The Presidential Office yesterday urged the public to refrain from speculation following reports that President Tsai Ing-wen (蔡英文) plans to meet with US president-elect Donald Trump when traveling to Central America on a state visit next month.
“Regarding media reports today [yesterday] that the president plans to meet with president-elect Trump and his team during a state visit next month, they are all just wild speculation,” the office said in a statement.
Details of any overseas state visit by Tsai or Vice President Chen Chien-jen (陳建仁) would be made public after they are confirmed and finalized, it added.
The Chinese-language Apple Daily yesterday cited an anonymous source as saying that Tsai plans to visit Central American diplomatic ally Nicaragua next month to attend the inauguration of Nicaraguan President Daniel Ortega and is expected to make a transit stop in New York.
“[Tsai’s aides] are working to secure a meeting with US Republican National Committee Chairman Reince Priebus, who has been named as Trump’s White House chief of staff,” the report said. “They also do not rule out a meeting with Trump.”

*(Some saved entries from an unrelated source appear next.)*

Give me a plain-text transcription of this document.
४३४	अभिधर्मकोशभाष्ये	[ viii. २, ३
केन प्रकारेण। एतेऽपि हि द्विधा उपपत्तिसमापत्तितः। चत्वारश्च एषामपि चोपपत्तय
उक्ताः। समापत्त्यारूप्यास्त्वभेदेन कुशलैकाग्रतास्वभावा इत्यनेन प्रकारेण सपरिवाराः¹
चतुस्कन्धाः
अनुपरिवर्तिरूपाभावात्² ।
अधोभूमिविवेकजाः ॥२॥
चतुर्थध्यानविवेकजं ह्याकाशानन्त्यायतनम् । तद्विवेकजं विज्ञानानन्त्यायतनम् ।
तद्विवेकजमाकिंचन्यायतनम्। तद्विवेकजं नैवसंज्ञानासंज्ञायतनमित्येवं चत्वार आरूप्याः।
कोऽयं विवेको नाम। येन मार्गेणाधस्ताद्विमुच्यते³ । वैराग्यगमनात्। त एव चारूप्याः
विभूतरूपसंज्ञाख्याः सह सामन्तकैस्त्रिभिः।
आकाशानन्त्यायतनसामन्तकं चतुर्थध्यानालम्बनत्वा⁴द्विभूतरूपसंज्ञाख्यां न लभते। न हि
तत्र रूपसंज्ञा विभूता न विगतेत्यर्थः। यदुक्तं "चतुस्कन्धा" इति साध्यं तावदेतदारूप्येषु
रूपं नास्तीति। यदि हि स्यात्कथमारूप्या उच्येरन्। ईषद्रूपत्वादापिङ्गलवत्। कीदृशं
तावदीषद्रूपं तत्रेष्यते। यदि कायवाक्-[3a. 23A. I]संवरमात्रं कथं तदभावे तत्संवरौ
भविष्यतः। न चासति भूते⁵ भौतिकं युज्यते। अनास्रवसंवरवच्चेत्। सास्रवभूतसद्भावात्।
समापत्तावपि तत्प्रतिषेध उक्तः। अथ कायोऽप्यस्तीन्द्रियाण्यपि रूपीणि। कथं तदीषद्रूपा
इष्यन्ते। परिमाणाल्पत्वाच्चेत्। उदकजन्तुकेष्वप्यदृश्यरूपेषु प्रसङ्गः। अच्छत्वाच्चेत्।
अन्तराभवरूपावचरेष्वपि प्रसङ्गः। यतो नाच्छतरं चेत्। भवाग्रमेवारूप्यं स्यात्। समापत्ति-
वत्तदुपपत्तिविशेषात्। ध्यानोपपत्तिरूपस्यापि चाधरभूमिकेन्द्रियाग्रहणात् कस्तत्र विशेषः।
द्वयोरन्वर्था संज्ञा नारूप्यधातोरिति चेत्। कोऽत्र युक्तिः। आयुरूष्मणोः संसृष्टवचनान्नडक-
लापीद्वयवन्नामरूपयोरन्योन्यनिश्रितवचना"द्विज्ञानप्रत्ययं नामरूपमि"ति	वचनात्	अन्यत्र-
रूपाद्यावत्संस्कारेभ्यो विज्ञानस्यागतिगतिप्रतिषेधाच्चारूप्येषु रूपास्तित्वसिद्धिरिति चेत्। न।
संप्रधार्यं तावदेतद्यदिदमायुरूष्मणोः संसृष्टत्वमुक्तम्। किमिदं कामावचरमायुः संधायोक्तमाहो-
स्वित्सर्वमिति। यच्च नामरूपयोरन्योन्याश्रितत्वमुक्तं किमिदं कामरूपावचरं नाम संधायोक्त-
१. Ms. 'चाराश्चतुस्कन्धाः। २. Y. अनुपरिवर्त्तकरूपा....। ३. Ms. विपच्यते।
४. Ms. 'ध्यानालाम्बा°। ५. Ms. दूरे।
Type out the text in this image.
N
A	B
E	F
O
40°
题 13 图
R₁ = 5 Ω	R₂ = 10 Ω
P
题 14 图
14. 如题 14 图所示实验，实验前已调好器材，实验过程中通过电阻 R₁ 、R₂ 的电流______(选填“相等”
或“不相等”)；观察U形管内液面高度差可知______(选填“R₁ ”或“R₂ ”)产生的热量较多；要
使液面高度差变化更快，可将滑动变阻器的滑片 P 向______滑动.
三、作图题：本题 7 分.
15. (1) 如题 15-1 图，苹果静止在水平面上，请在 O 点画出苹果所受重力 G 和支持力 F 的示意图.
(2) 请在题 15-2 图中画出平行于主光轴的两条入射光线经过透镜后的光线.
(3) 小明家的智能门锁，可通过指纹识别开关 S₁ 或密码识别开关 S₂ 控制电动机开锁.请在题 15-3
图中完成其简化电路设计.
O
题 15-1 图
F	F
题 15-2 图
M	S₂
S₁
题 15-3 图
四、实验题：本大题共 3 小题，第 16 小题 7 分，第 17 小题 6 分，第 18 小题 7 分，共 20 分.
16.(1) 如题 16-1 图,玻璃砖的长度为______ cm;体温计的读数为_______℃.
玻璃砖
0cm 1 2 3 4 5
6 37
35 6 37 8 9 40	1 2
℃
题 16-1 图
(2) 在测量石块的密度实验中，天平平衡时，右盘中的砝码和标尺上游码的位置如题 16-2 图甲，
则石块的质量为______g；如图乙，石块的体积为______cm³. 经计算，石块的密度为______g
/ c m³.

The report followed a historic telephone call between Tsai and Trump on Friday, which lasted about 10 minutes and was focused mainly on economic development and improving Taiwan’s national defense.
It was the first publicly reported call between a Taiwanese leader and a US president or president-elect since Washington severed official diplomatic ties with Taipei in 1979 and switched recognition to Beijing.
Citing another source familiar with the matter who also requested anonymity, the report said that while the public has questioned whether the Tsai administration had “bet on the wrong US presidential candidate” following Trump’s unexpected electoral victory, Tsai has already established a line of communication with Trump’s camp through the Washington-based Heritage Foundation’s founder Edwin Feulner and the nation’s representative office in the US capital.
The source was quoted as saying that at the time, the administration’s priority was getting Tsai and Trump to talk on the telephone, adding that, despite positive responses from the Trump camp during initial communication, the Presidential Office remained discreet about the matter.
Trump’s open acknowledgment of the call on Twitter caught Tsai’s team by surprise, the source said.
The Tsai administration hopes that an in-person interaction with Trump could provide a further boost to Taiwan-US relations, the report said, adding that National Security Council Secretary-General Joseph Wu (吳釗燮) allegedly made a visit to the US recently to negotiate a possible meeting.